There is nothing more motivating than to see someone doing something with passion. It can be someone who is passionate about his or her job. It can be someone who is passionate about there country during the World Cup. It can be someone who is passionate about a particular cause. There is something about the person that you draws you to them. Although the previously mentioned examples are good, is that what we should be truly passionate about? Our passion for what we say and do should flow out of our passion for Jesus Christ. How we think, how we act and how we serve should stem from our passionate love for Jesus. Jesus was so passionate about us that he endured great pain and suffering on our behalf.


“Anyone can dabble, but once you’ve made the commitment, your blood has that particular thing in it, and it is very hard for people to stop you.”

-Bill Cosby


“The most powerful weapon on earth is the human soul on fire.”

-Field Marshal Ferdinand Foch


Can you imagine the impact our sons could have on the city if our fathers and their families’ souls were on fire for Christ?
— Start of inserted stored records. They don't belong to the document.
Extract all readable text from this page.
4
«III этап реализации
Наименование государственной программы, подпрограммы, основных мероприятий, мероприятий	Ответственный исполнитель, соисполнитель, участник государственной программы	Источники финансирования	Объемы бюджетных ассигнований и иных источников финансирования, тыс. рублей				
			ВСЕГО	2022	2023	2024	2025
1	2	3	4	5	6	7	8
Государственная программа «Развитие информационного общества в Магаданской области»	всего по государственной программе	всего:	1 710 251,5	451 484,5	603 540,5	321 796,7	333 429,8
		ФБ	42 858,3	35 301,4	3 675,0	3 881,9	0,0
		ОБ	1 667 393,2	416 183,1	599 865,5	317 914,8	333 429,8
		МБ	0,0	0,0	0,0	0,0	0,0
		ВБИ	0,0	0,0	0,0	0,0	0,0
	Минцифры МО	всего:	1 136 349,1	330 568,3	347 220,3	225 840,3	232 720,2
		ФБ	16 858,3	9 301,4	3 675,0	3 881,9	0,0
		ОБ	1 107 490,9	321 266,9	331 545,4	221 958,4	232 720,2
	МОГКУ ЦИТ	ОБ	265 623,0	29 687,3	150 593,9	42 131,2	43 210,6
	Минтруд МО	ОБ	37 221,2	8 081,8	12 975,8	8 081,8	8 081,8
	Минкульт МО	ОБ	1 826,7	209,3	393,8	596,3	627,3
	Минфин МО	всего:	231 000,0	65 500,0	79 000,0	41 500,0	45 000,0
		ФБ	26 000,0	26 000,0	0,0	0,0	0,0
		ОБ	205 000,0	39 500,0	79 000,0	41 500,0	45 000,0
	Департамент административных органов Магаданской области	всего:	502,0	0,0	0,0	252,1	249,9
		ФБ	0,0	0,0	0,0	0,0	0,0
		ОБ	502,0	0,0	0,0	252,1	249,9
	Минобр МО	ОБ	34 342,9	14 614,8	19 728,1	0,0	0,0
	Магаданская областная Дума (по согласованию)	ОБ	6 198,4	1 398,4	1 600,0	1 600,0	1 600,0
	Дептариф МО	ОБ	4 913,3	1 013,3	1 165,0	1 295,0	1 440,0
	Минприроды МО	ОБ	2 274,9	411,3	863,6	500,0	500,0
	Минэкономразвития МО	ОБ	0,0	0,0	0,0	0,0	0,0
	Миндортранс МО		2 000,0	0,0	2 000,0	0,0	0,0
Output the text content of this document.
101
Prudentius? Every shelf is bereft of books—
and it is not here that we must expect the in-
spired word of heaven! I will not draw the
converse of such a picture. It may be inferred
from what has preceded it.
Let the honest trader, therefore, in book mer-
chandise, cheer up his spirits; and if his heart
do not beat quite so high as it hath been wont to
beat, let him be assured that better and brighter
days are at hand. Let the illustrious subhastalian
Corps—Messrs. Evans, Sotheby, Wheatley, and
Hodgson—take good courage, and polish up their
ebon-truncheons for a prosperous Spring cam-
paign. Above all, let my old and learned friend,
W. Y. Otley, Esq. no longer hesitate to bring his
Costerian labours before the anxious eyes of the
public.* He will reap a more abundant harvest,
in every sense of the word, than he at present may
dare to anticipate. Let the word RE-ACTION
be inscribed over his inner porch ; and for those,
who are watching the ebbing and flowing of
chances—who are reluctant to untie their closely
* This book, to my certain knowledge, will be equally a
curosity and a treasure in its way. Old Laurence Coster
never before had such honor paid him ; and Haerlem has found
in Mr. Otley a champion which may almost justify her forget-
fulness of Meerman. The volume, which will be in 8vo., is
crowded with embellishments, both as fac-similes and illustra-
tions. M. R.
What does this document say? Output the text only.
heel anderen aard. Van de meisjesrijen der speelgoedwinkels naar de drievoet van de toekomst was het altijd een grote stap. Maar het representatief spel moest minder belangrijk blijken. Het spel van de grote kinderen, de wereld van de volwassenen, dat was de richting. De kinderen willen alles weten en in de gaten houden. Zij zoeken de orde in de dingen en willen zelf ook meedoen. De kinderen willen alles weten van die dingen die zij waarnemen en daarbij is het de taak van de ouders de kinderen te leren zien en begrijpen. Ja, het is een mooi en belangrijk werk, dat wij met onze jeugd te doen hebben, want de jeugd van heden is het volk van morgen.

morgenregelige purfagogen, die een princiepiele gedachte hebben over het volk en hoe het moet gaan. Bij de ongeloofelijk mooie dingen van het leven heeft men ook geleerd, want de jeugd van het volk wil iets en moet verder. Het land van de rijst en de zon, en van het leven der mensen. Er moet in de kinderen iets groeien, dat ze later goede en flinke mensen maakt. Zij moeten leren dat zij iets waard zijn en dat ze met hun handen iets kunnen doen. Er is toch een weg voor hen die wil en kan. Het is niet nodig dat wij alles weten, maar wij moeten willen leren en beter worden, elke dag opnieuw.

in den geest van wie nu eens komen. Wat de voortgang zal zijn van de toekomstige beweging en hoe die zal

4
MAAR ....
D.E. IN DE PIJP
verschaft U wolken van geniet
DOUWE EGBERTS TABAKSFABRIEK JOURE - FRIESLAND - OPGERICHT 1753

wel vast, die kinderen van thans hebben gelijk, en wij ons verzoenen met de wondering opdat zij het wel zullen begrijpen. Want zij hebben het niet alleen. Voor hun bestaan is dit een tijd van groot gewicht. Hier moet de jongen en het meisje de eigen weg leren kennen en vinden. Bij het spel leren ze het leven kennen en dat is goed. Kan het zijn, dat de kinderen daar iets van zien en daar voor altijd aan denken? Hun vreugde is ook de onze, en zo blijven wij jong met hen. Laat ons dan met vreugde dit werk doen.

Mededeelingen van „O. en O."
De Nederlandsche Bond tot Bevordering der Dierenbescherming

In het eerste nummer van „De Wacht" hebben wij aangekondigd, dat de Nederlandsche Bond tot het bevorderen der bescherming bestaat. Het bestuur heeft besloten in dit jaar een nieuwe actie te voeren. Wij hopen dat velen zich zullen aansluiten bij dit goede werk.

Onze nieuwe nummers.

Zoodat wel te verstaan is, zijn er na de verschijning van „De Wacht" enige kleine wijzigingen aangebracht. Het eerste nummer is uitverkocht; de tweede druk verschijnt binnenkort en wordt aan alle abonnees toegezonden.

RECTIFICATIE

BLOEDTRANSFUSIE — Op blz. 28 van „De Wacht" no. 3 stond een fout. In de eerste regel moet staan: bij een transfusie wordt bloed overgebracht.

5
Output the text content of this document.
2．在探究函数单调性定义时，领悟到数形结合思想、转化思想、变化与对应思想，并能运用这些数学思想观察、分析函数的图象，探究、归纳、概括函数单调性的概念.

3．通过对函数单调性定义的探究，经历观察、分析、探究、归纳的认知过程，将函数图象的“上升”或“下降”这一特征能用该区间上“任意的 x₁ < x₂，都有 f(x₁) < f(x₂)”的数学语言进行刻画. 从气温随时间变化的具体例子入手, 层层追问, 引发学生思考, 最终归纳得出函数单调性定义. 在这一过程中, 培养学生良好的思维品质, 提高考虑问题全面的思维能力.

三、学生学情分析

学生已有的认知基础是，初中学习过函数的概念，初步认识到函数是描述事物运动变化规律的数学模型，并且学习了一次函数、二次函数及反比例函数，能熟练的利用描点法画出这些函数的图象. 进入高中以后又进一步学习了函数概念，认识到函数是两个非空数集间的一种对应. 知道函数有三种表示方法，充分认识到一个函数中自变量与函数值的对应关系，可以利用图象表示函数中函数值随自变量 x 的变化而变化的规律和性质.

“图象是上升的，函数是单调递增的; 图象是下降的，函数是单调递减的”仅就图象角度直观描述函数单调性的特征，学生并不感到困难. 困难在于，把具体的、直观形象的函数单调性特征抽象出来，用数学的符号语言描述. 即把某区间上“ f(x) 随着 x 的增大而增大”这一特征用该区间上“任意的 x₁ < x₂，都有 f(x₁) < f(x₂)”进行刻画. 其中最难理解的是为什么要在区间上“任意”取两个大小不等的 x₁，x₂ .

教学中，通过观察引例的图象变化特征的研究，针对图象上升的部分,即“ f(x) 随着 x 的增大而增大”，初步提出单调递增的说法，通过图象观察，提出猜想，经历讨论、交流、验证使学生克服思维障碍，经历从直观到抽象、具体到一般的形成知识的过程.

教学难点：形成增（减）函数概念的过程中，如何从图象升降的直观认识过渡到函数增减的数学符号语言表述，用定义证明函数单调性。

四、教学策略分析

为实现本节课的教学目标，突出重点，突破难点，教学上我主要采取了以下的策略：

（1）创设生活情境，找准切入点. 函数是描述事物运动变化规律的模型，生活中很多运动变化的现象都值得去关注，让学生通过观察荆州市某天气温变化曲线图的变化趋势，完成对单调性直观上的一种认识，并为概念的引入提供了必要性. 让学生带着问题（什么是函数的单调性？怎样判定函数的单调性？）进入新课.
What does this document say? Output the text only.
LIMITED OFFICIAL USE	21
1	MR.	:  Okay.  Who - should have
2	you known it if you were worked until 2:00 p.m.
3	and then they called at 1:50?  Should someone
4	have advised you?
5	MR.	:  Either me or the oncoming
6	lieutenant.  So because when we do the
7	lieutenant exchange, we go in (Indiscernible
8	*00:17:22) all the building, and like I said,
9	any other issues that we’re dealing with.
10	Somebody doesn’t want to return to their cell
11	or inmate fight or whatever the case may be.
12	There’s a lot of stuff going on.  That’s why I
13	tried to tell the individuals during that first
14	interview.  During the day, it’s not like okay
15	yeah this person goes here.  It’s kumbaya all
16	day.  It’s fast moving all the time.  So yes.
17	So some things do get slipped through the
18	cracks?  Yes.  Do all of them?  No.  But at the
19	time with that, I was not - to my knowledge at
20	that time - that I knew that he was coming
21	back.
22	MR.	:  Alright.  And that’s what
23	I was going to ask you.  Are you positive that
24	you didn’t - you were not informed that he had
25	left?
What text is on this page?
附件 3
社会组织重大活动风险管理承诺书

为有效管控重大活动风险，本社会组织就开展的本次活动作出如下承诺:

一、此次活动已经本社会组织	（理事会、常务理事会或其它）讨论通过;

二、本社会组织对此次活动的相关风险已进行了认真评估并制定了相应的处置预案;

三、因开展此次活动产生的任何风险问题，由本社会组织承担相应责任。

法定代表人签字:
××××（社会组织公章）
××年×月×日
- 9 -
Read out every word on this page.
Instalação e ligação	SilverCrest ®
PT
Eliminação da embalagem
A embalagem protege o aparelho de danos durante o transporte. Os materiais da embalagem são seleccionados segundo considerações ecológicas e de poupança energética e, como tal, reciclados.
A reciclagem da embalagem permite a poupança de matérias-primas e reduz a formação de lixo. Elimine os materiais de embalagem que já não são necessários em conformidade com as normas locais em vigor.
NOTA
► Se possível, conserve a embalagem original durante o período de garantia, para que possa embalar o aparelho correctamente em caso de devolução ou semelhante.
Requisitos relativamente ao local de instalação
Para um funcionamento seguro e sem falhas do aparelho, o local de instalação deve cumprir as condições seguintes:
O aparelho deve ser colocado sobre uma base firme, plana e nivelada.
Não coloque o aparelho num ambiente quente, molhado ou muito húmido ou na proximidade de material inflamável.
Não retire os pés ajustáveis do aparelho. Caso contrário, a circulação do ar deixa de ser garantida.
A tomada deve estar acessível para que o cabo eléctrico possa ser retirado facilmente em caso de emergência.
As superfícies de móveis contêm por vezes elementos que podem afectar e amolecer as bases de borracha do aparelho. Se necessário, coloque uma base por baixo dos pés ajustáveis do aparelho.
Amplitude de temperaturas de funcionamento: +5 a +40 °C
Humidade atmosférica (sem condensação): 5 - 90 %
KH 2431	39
Romans 12 urges us to be “living sacrifices.” This idea is counter-cultural. We live in a society that wants something for nothing. We have athletes that want to skip the hard work of training and get ahead by using performance-enhancing drugs. This is just one example of many. God wants us to give up what the world values as important so that we can be passionate about the things that He values. This comes at a price. It might not be popular but it does have eternal value. May we all “no longer conform to the patterns of this world, but be transformed by the renewing of your mind. Then you will be able to test and approve what God’s will is-His good, pleasing and perfect will.”